- In Rittenhouse Square
- Born: Max Louis Raab June 9, 1926 Philadelphia, Pennsylvania, USA
- Died: February 21, 2008 (aged 81) Philadelphia, Pennsylvania, USA
- Occupations: Clothing businessman and film producer

= Max Raab =

American film producer

Max Louis Raab (June 9, 1926 – February 21, 2008) was an American clothing businessman and film producer.

Raab popularized the "preppy" aesthetic in American women's fashion in the 1950s and 1960s. As a film producer, he was responsible for bringing "A Clockwork Orange" to the screen.

==Early life==
Max Louis Raab was born to Herman and Fanny Kessler Raab on June 9, 1926 in Philadelphia, Pennsylvania.
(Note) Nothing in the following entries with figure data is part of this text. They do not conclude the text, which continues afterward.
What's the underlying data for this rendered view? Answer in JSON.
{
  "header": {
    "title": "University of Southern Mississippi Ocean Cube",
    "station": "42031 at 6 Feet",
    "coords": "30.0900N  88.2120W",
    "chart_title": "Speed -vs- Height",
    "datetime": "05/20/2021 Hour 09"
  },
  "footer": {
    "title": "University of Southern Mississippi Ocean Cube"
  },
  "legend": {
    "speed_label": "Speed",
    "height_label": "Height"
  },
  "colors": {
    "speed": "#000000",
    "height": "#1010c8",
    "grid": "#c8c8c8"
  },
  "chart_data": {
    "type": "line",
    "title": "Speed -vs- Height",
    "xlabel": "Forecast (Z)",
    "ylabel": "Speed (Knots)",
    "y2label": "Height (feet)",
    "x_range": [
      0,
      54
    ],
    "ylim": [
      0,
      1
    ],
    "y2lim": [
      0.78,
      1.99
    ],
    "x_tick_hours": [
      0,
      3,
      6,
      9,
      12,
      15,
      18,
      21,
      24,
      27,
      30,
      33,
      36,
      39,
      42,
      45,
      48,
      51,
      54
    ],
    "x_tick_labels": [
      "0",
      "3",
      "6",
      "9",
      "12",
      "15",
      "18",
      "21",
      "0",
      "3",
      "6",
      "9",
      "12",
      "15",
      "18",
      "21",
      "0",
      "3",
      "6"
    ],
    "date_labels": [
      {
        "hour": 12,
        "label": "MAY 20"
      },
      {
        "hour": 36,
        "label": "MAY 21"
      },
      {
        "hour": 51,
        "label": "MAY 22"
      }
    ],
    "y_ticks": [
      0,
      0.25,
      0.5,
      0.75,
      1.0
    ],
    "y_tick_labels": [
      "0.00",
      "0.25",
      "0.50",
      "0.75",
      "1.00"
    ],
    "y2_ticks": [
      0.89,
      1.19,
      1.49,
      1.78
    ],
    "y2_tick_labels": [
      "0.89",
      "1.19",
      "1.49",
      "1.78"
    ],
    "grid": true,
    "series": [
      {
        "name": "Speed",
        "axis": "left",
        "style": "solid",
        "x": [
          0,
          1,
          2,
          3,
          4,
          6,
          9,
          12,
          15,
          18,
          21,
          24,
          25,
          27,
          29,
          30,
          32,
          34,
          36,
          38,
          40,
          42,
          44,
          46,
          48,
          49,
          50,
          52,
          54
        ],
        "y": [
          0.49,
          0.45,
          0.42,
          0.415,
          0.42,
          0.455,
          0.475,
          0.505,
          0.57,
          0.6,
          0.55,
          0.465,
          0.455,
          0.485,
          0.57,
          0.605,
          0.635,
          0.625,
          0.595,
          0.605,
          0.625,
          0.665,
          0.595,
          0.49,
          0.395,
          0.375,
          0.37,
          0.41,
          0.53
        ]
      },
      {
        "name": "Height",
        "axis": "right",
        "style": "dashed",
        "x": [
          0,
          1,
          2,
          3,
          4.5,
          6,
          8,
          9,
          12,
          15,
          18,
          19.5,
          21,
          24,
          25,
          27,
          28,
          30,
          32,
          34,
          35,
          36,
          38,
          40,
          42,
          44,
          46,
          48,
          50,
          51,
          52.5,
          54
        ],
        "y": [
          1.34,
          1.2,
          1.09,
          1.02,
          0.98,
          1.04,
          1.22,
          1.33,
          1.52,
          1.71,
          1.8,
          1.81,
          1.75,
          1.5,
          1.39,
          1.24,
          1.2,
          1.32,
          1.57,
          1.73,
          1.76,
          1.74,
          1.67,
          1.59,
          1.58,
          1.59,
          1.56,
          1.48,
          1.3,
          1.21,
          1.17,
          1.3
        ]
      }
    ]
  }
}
His mother died when he was twelve. Raab grew up in the city's Tioga neighborhood, attending Rutgers Preparatory School and the Wooster Academy.

Raab was drafted into the U.S. Army during World War II and served in Germany. At the end of the war, he served in the allied occupation forces in Japan. After his military discharge, Max began his career in the apparel business at his father's blouse company, Morgan Raab.

==Career==
===Clothing===
In the late 1940s, Raab realized that women's fashions were changing. American women's fashion was being increasingly dominated by teenage girls and adults with upwardly mobile tastes. In contrast, Morgan Raab produced low quality, unstylish blouses. In response, Raab started manufacturing man-tailored button down shirts at Morgan Raab. The clothing line was a great success.

In 1958, Raab and his brother Norman started The Villager, a clothing line that would define preppy Ivy League fashion for decades. The popularity of his clothing led the New York Times to label him the "dean of the prep look. The Villager quickly grew to be one of the preeminent brands in American sportswear, only to diminish in popularity with the advent of the late 1960s counterculture and attendant styles in fashion. During this time, Raab also launched the Rooster Tie Company and became known for his unconventional use of unusual, non-traditional fabrics in ties.

In 1974, Raab founded the J.G. Hook clothing line. He had decided that it was time to revive the classic prep style of the 1950s. He also created a new necktie company, Tango, that again used unconventional materials for his ties.

In 1998, after growing J.G. Hook into a $100 million empire, Max sold the business.

===Film===
In the 1960s, filmmaker Frank Perry asked Raab if he would donate the wardrobe for his low-budget film (David and Lisa). Raab agreed with the stipulation that he could watch the filming of the movie. After three months of watching the creation of David and Lisa, Raab decided to enter the movie business.

He purchased the film rights to John Barth's novel End of the Road. With the help of director Aram Avakian and writer Terry Southern, Raab adapted the novel into a film.

Raab then purchased the film rights to Anthony Burgess' controversial novel A Clockwork Orange. However, when Raab presented the concept to the major film studios, they all turned it down. In addition, Raab had wanted members of the Beatles to be in the movie cast; they declined also. When director Stanley Kubrick showed interest in "A Clockwork Orange", Warner Brothers decided to produce the film, making Raab an executive producer.

Raab's next film was Walkabout, another critical success. Raab produced several other films, including Lions Love with writer and director Agnès Varda.

At age 73, Raab made his directorial debut with the documentary film STRUT!. Having watched Philadelphia's annual New Year's Day Mummers parade since he was a child, Raab set out to capture the world of the Mummers. STRUT! featured music from turn-of-the-century ragtime and Dixieland hymns to Broadway show tunes and pop music hits. Raab also produced the film's soundtrack.

Raab then collaborated with filmmaker Robert Downey Sr. on the documentary film Rittenhouse Square. The movie was about a year in the life of Rittenhouse Square, one of Philadelphia's original park squares. It was an impressionistic and music filled film that showed the intersections of people's lives in this public space. "Max Raab is the most inspired producer I've ever worked with and the funniest. His music choices were always impeccable", says Downey.

In his last two years, Raab and Downey again began work on a musical documentary on the composer Kurt Weill and his singer/actress Lotte Lenya. Raab died before the project was completed, but his wife and Downey were planning to finish it.

===Other activities===
Raab also owned theaters and restaurants, and started a small entertainment magazine. As a young man, he opened a car lot on North Broad Street. In his final year, Raab opened a small shop and website selling collectible model cars, sailboats, airplanes, tin toys and other items.

Raab also served as a mentor to many young people in the clothing industry.

Raab's hobbies included sailing catboats and catamarans along the Jersey Shore and in the Caribbean.

==Death==
After a ten-year struggle with Parkinson's disease, Max Raab died in Philadelphia in 2008.